Targeting Random Users

Martin Strobel

Computer systems are notorious for being able to do many precise operations quickly, but struggling to do things at random. Imagine you want to A/B test two different notifications on a small set of your user base before broadcasting a promotional offer to everyone. How would you choose two random subsets of your users? How would you make sure that there was no intersection between those subsets? Finally, how would you exclude the users whom were tested on from the later notification so that they didn’t see the same promotional offer twice? Using Azure Notification Hubs tag expressions, and one simple technique, this scenario is easily and quickly accomplished.
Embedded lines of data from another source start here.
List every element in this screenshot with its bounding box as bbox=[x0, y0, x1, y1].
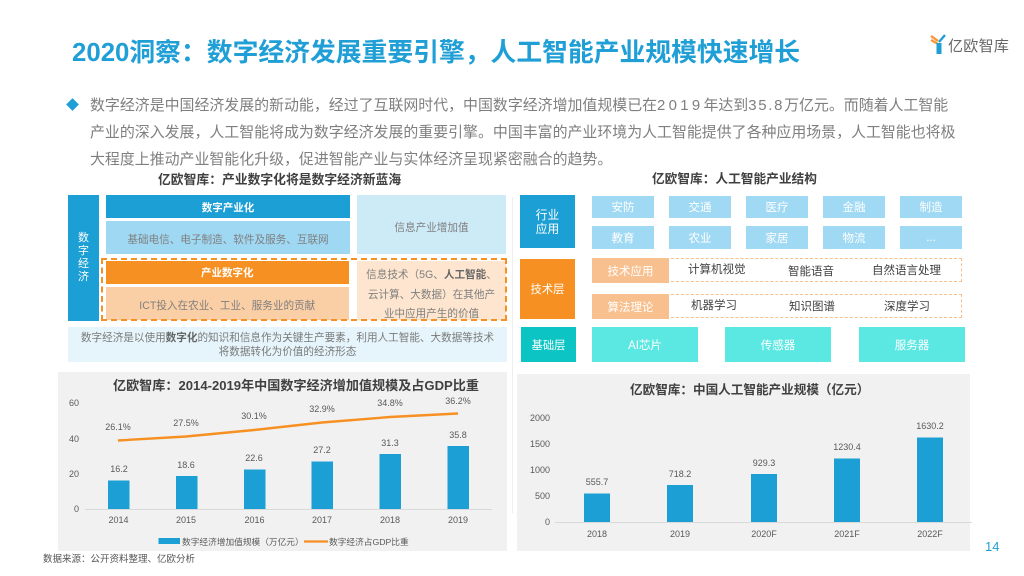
y axis labels: 2000 bbox=[530, 413, 550, 423]
tile: AI芯片: AI芯片 bbox=[628, 340, 662, 352]
dashed outline bbox=[100, 258, 506, 321]
tile: 金融 bbox=[823, 196, 885, 218]
logo bbox=[930, 34, 1009, 55]
tile: 农业: 农业 bbox=[688, 232, 712, 244]
label: 算法理论: 算法理论 bbox=[608, 302, 654, 314]
share value labels bbox=[105, 396, 471, 432]
tile: 金融: 金融 bbox=[842, 202, 866, 214]
tile: 物流 bbox=[823, 226, 885, 249]
layer: 技术层 bbox=[520, 259, 575, 318]
definition note: 数字经济是以使用数字化的知识和信息作为关键生产要素，利用人工智能、大数据等技术 bbox=[81, 332, 494, 344]
item: 深度学习: 深度学习 bbox=[884, 301, 930, 313]
side label: 数字经济: 济 bbox=[78, 271, 89, 283]
tile: 家居 bbox=[746, 226, 808, 249]
y axis labels: 500 bbox=[535, 491, 550, 501]
bar value labels: 18.6 bbox=[177, 460, 195, 470]
heading: digital economy: 亿欧智库：产业数字化将是数字经济新蓝海 bbox=[158, 172, 401, 187]
heading: AI structure: 亿欧智库：人工智能产业结构 bbox=[652, 172, 817, 186]
bar value labels bbox=[586, 421, 944, 487]
y axis labels: 0 bbox=[545, 517, 550, 527]
intro text block: 产业的深入发展，人工智能将成为数字经济发展的重要引擎。中国丰富的产业环境为人工智能提供了各种应用场景，人工智能也将极 bbox=[90, 124, 955, 141]
item: 自然语言处理: 自然语言处理 bbox=[872, 265, 941, 277]
y axis labels: 0 bbox=[74, 504, 79, 514]
bar value labels: 929.3 bbox=[753, 458, 775, 468]
y axis labels bbox=[69, 398, 79, 514]
layer: 行业应用: 行业 bbox=[536, 208, 559, 222]
dashed row: tech applications bbox=[661, 258, 962, 282]
x axis labels: 2019 bbox=[448, 515, 468, 525]
item: 知识图谱: 知识图谱 bbox=[789, 301, 835, 313]
bar value labels: 22.6 bbox=[245, 453, 263, 463]
x axis labels: 2017 bbox=[312, 515, 332, 525]
share value labels: 36.2% bbox=[445, 396, 471, 406]
side label: 数字经济: 字 bbox=[78, 245, 89, 257]
box: IT value bbox=[357, 261, 506, 320]
tile: more: ... bbox=[926, 232, 936, 244]
bar value labels: 1230.4 bbox=[833, 442, 861, 452]
box: ICT contribution bbox=[106, 286, 349, 320]
panel: AI market chart bbox=[517, 374, 970, 551]
tile: 传感器: 传感器 bbox=[761, 340, 795, 352]
bar value labels: 16.2 bbox=[110, 464, 128, 474]
tile: 交通 bbox=[669, 196, 731, 218]
tile: 医疗 bbox=[746, 196, 808, 218]
bars bbox=[108, 446, 469, 509]
side label: 数字经济: 数 bbox=[78, 232, 89, 244]
bar value labels: 555.7 bbox=[586, 477, 608, 487]
title: 2020洞察：数字经济发展重要引擎，人工智能产业规模快速增长 bbox=[72, 39, 800, 67]
box: information industry value added: 信息产业增加值 bbox=[394, 222, 469, 234]
x axis line bbox=[85, 508, 492, 510]
layer: 基础层 bbox=[521, 327, 576, 362]
box: information industry value added bbox=[357, 195, 506, 254]
data source: 数据来源：公开资料整理、亿欧分析 bbox=[43, 554, 195, 565]
box: ICT contribution: ICT投入在农业、工业、服务业的贡献 bbox=[139, 300, 315, 312]
side label: 数字经济 bbox=[68, 195, 99, 321]
label: 算法理论 bbox=[592, 294, 669, 319]
intro text block: 大程度上推动产业智能化升级，促进智能产业与实体经济呈现紧密融合的趋势。 bbox=[90, 151, 612, 168]
side label: 数字经济: 经 bbox=[78, 258, 89, 270]
box: digital industry contents bbox=[106, 221, 350, 254]
tile: 制造: 制造 bbox=[920, 202, 942, 214]
panel: digital economy chart bbox=[58, 372, 507, 551]
legend: 数字经济增加值规模（万亿元） bbox=[182, 536, 304, 547]
box: IT value: 业中应用产生的价值 bbox=[384, 308, 479, 320]
x axis labels: 2015 bbox=[176, 515, 196, 525]
tile: 医疗: 医疗 bbox=[766, 202, 788, 214]
box: digital industry contents: 基础电信、电子制造、软件及服务、互联网 bbox=[127, 234, 329, 246]
bar value labels bbox=[110, 430, 467, 474]
bar value labels: 1630.2 bbox=[916, 421, 944, 431]
x axis labels: 2020F bbox=[751, 529, 777, 539]
label: 技术应用: 技术应用 bbox=[608, 266, 654, 278]
tile: 教育: 教育 bbox=[612, 232, 634, 244]
item: 计算机视觉: 计算机视觉 bbox=[688, 264, 746, 276]
header: 数字产业化 bbox=[106, 195, 350, 218]
tile: 家居: 家居 bbox=[766, 232, 788, 244]
bar value labels: 718.2 bbox=[669, 469, 691, 479]
definition note bbox=[68, 327, 507, 362]
x axis labels: 2021F bbox=[834, 529, 860, 539]
chart title: 亿欧智库：中国人工智能产业规模（亿元） bbox=[630, 382, 869, 397]
tile: 制造 bbox=[900, 196, 962, 218]
y axis labels: 20 bbox=[69, 469, 79, 479]
y axis labels: 40 bbox=[69, 434, 79, 444]
tile: 交通: 交通 bbox=[688, 202, 712, 214]
share value labels: 27.5% bbox=[173, 418, 199, 428]
tile: 服务器: 服务器 bbox=[895, 340, 929, 352]
share value labels: 30.1% bbox=[241, 411, 267, 421]
tile: 教育 bbox=[592, 226, 654, 249]
share value labels: 32.9% bbox=[309, 404, 335, 414]
x axis labels bbox=[108, 515, 468, 525]
tile: 传感器 bbox=[725, 327, 831, 362]
x axis line bbox=[555, 522, 972, 524]
y axis labels bbox=[530, 413, 550, 527]
y axis labels: 1000 bbox=[530, 465, 550, 475]
label: 技术应用 bbox=[592, 258, 669, 283]
x axis labels: 2018 bbox=[380, 515, 400, 525]
icon: logo mark bbox=[930, 34, 946, 54]
intro text block bbox=[90, 97, 955, 168]
bar value labels: 31.3 bbox=[381, 438, 399, 448]
dashed row: algorithms bbox=[661, 294, 962, 318]
intro text block: 数字经济是中国经济发展的新动能，经过了互联网时代，中国数字经济增加值规模已在2019年达到35.8万亿元。而随着人工智能 bbox=[90, 97, 948, 114]
panel: AI industry structure bbox=[520, 195, 965, 362]
bar value labels: 35.8 bbox=[449, 430, 467, 440]
layer: 技术层: 技术层 bbox=[531, 284, 564, 296]
layer: 行业应用 bbox=[520, 195, 575, 248]
item: 机器学习: 机器学习 bbox=[691, 300, 737, 312]
tile: 安防 bbox=[592, 196, 654, 218]
x axis labels: 2022F bbox=[917, 529, 943, 539]
x axis labels: 2014 bbox=[108, 515, 129, 525]
share value labels: 34.8% bbox=[377, 398, 403, 408]
divider bbox=[512, 197, 513, 513]
item: 智能语音: 智能语音 bbox=[788, 266, 834, 278]
logo wordmark: 亿欧智库 bbox=[948, 38, 1009, 55]
x axis labels bbox=[587, 529, 943, 539]
header: 产业数字化 bbox=[106, 261, 349, 284]
tile: 服务器 bbox=[859, 327, 965, 362]
legend bbox=[158, 536, 409, 547]
share line bbox=[118, 414, 458, 440]
tile: 农业 bbox=[669, 226, 731, 249]
x axis labels: 2016 bbox=[244, 515, 265, 525]
tile: 安防: 安防 bbox=[612, 202, 634, 214]
tile: more bbox=[900, 226, 962, 249]
layer: 行业应用: 应用 bbox=[536, 222, 559, 236]
bars bbox=[584, 438, 943, 522]
x axis labels: 2018 bbox=[587, 529, 607, 539]
layer: 基础层: 基础层 bbox=[532, 340, 565, 352]
tile: AI芯片 bbox=[592, 327, 698, 362]
box: IT value: 信息技术（5G、人工智能、 bbox=[366, 269, 497, 281]
chart title: 亿欧智库：2014-2019年中国数字经济增加值规模及占GDP比重 bbox=[113, 377, 479, 393]
page number: 14 bbox=[985, 539, 999, 554]
header: 数字产业化: 数字产业化 bbox=[202, 202, 254, 214]
panel: digital economy structure bbox=[68, 195, 507, 362]
bar value labels: 27.2 bbox=[313, 445, 331, 455]
y axis labels: 1500 bbox=[530, 439, 550, 449]
y axis labels: 60 bbox=[69, 398, 79, 408]
legend: 数字经济占GDP比重 bbox=[329, 536, 409, 547]
header: 产业数字化: 产业数字化 bbox=[201, 267, 254, 279]
share value labels: 26.1% bbox=[105, 422, 131, 432]
box: IT value: 云计算、大数据）在其他产 bbox=[368, 289, 495, 301]
tile: 物流: 物流 bbox=[842, 232, 866, 244]
x axis labels: 2019 bbox=[670, 529, 690, 539]
definition note: 将数据转化为价值的经济形态 bbox=[219, 346, 356, 358]
icon: diamond bullet bbox=[66, 98, 79, 111]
Consider a group of 100 users, each with a unique ID from 0-99. The following C# method would choose 10 distinct users at random:

public static ISet<int> ChooseUserIds()
{
    var rand = new Random();
    var chosenUsers = new HashSet<int>();

    while (chosenUsers.Count < 10)
    {
        chosenUsers.Add(rand.Next(99));
    }

    return chosenUsers;
}

Assuming you tagged your installations or registrations with the appropriate user ID, it is trivial to target the 10 randomly chosen users by building a tag expression as follows:

<userIdTag1> || <userIdTag2> || <userIdTag3> || ...

Sending with this tag expression shows how easy it is to target 10% of your user base if you have only 100 users and a 1:1 relationship between tags and users. But there are very normal and boring performance considerations which limit the number of tags that can be referenced in a single expression. For that reason, this approach doesn’t scale.

But, realistically if you’re just trying to target 10 percent of your user base, there’s no need to specify each and every user that should be targeted. Imagine that as each new device is registered you assign it a tag with random number in the range 0-9. No matter how many devices were registered, you could easily target 10% of them by targeting just one of those tags. If you need more granularity so that you can target just 1% or 0.1% of your user base, that’s easily handled: just add more digits to the randomly assigned number. With just three digits in your tags (“rand904”) there are 1000 options you could choose from, allowing you to target an incredibly small audience with a single tag. Need to target 2%? Easy, create tags with 2 digits (“rand46”) and target two of them with an expression like rand46 || rand77. And there’s no need to choose one number of digits; you could apply multiple tags with differing numbers of digits to allow different levels of granularity as the situation calls for it.

This approach produces much more concise tag expressions than enumerating each individual target, and will scale with you as your user base grows.

But what about the scenario that this post began with? Where you’d like to send to two distinct small groups initially, choose the more effective message, then send to the remaining untargeted users? Tag expressions come to the rescue again.

To keep numbers simple, let’s have each test group be 10% of your users. Set A will be users who had the tag rand3 and set B maps to rand9. You can send the first two notifications by just targeting each of those tags individually. And finally, to target the remaining users you can target the tag expression !(rand3 || rand9). Simple as that, you have targeted three random, easy to reason about, sets of users.